From 1968 until 1971, Okpik visited every community, as well as many traditional campsites, in the Northwest Territories and what is now Nunavut and Nunavik in northern Quebec. In total he visited 55 settlements, travelling by plane, snowmobile, boat and snowshoe. At each visit Okpik would record a person's name, explaining the necessity of having a first and last name. Pamela R. Stern points out that while it may have been expected that cultural naming practices be accommodated, "Okpik employed a standard Euro-Canadian naming pattern that assumed a nuclear family with a male head-of-household." As a result, it was mostly men who selected a surname that was in turn extended to the whole family. At the end of the project Okpik returned home to his wife and three children in Frobisher Bay where he worked as a teacher at Frobisher Bay School.

==The Berger Commission==
In 1974, the Government of Canada commissioned Thomas Berger to head the Mackenzie Valley Pipeline Inquiry. The inquiry lasted longer and travelled further than was expected, through 35 northern communities, and Okpik accompanied Berger as both an interpreter and broadcaster.

==Order of Canada==
In recognition of Okpik's work with the "Berger Commission", on the NWT Council and for "Project Surname" he was made a "Member of the Order of Canada". The appointment was made 15 December 1976 with the investiture 20 April 1977.

==Later life and death==
In 1979, he returned to Iqaluit but had spent time on Banks Island and in Spence Bay, now Taloyoak.

Okpik spent the rest of his life in Iqaluit and was an elected member of the town council on several occasions. He also served on several volunteer organisations and committees. Okpik died in Iqaluit 10 July 1997 after an illness and his funeral service was held in St. Jude's Cathedral 15 July.

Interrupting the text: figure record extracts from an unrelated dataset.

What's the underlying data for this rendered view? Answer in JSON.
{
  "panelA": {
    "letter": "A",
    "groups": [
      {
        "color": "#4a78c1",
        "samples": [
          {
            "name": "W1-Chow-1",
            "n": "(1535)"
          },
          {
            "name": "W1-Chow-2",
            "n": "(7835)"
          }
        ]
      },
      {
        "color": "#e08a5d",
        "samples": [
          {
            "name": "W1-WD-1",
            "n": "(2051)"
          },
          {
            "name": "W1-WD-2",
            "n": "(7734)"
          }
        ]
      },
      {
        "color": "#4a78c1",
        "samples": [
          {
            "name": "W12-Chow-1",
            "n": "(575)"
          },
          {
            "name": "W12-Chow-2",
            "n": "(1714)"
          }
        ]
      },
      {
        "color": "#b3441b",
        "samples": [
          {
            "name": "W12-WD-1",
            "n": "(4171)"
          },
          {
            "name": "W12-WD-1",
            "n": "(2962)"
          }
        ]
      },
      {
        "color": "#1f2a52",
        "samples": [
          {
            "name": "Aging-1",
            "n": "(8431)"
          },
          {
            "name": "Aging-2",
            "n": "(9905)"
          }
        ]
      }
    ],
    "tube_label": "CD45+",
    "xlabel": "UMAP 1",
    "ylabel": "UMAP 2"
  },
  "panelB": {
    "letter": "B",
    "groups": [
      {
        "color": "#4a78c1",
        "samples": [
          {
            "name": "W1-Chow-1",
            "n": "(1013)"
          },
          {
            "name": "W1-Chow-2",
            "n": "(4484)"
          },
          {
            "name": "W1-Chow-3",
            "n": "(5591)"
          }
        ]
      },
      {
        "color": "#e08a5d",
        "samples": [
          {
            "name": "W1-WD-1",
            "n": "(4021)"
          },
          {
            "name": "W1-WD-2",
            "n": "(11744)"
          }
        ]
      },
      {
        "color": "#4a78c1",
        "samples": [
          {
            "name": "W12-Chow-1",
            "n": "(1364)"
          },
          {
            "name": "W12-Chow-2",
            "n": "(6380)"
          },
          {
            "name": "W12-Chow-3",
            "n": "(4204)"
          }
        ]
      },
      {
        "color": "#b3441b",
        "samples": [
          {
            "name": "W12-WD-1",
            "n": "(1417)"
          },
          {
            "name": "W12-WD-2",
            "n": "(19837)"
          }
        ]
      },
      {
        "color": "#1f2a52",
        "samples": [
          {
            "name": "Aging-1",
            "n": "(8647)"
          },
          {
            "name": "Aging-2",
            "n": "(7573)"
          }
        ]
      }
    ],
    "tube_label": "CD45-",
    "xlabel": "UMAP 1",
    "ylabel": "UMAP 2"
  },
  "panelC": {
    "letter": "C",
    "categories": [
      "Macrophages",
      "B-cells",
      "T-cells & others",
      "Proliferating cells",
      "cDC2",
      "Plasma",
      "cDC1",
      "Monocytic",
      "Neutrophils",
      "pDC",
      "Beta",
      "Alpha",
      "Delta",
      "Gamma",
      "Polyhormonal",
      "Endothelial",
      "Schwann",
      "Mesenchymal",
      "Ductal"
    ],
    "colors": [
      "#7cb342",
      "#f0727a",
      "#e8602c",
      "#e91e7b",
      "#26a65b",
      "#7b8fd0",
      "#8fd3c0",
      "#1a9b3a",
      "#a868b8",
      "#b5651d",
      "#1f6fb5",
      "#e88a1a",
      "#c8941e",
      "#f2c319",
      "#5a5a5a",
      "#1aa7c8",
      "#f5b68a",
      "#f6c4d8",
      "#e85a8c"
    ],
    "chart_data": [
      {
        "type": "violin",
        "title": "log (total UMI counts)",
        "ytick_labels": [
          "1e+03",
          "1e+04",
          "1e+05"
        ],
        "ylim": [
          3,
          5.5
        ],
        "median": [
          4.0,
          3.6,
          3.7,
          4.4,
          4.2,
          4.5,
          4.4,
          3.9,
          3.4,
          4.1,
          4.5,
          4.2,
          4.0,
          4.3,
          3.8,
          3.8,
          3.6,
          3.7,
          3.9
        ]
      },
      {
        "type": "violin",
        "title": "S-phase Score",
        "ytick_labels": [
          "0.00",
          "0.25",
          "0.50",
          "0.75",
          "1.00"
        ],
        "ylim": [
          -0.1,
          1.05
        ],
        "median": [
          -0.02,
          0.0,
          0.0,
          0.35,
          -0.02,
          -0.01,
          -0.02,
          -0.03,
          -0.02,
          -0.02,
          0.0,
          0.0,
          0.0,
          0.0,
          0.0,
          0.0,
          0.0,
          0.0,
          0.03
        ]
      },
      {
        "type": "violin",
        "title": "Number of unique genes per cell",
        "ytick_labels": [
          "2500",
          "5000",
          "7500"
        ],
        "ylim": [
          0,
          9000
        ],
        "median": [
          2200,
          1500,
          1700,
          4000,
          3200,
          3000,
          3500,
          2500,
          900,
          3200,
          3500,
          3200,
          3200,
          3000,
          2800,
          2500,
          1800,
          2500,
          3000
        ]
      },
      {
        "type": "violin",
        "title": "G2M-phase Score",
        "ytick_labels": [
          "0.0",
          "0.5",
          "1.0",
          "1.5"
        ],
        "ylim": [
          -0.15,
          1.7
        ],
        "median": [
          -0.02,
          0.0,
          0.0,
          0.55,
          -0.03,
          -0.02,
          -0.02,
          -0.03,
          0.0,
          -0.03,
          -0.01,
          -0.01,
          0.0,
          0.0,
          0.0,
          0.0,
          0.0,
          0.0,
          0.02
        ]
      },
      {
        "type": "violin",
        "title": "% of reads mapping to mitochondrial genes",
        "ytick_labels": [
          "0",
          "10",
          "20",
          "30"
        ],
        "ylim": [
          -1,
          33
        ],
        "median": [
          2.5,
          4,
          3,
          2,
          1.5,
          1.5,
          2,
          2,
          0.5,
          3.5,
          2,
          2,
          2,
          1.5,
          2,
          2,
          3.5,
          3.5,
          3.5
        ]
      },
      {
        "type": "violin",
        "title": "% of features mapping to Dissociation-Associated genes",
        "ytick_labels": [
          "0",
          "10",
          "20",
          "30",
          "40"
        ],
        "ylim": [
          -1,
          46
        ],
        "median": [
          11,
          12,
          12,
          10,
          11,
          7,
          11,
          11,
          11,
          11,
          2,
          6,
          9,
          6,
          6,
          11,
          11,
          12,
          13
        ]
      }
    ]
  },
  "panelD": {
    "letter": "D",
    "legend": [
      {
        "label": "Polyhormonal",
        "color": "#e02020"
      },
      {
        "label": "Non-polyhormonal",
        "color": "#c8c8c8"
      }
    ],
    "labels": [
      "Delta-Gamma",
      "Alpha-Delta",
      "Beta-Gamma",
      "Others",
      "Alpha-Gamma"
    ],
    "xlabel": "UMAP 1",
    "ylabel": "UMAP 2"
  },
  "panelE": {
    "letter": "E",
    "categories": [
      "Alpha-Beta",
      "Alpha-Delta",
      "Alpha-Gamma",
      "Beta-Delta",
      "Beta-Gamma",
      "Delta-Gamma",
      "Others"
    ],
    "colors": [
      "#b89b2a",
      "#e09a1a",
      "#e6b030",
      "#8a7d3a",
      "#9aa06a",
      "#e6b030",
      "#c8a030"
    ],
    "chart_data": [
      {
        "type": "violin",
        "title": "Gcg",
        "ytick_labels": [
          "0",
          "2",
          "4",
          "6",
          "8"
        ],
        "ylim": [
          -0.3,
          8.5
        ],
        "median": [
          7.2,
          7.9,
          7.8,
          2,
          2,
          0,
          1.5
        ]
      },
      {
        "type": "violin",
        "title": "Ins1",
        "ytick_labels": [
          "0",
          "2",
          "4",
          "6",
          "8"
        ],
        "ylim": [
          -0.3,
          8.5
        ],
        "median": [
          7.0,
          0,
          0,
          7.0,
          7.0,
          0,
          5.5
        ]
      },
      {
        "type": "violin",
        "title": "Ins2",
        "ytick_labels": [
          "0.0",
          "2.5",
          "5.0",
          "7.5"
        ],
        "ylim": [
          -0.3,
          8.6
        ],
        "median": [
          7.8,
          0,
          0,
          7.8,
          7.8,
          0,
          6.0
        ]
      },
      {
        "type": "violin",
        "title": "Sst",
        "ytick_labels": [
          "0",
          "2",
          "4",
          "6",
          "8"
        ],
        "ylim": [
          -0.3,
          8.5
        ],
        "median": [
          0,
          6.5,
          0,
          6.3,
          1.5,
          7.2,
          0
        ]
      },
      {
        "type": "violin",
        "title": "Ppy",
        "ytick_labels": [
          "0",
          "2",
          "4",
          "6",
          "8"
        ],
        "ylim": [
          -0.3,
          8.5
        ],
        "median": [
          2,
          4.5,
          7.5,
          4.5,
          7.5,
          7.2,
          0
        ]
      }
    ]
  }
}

The "Abe Okpik Hall" in Apex is named for him. The former mayor of Iqaluit, Jimmy Kilabuk, had a mural painted on the side of his home in 1998 that included Okpik.

== Electoral record ==

v; t; e; 1979 Canadian federal election: Nunatsiaq
| Party | Candidate | Votes | % | ±% |
|  | New Democratic | Peter Ittinuar | 1,963 | 37.74 | – |
|  | Liberal | Tagak Curley | 1,887 | 36.27 | – |
|  | Progressive Conservative | Abe Okpik | 1,352 | 25.99 | – |
| Total valid votes |  |  | 5,202 | 99.37 |
| Total rejected ballots |  |  | 33 | 0.63 | – |
| Turnout |  |  | 5,235 | 64.95 | – |
| Eligible voters |  |  | 8,060 |
|  | New Democratic notional hold |  | Swing |  | N/A |
This riding was created from part of Northwest Territories, where New Democrat Wally Firth was the incumbent.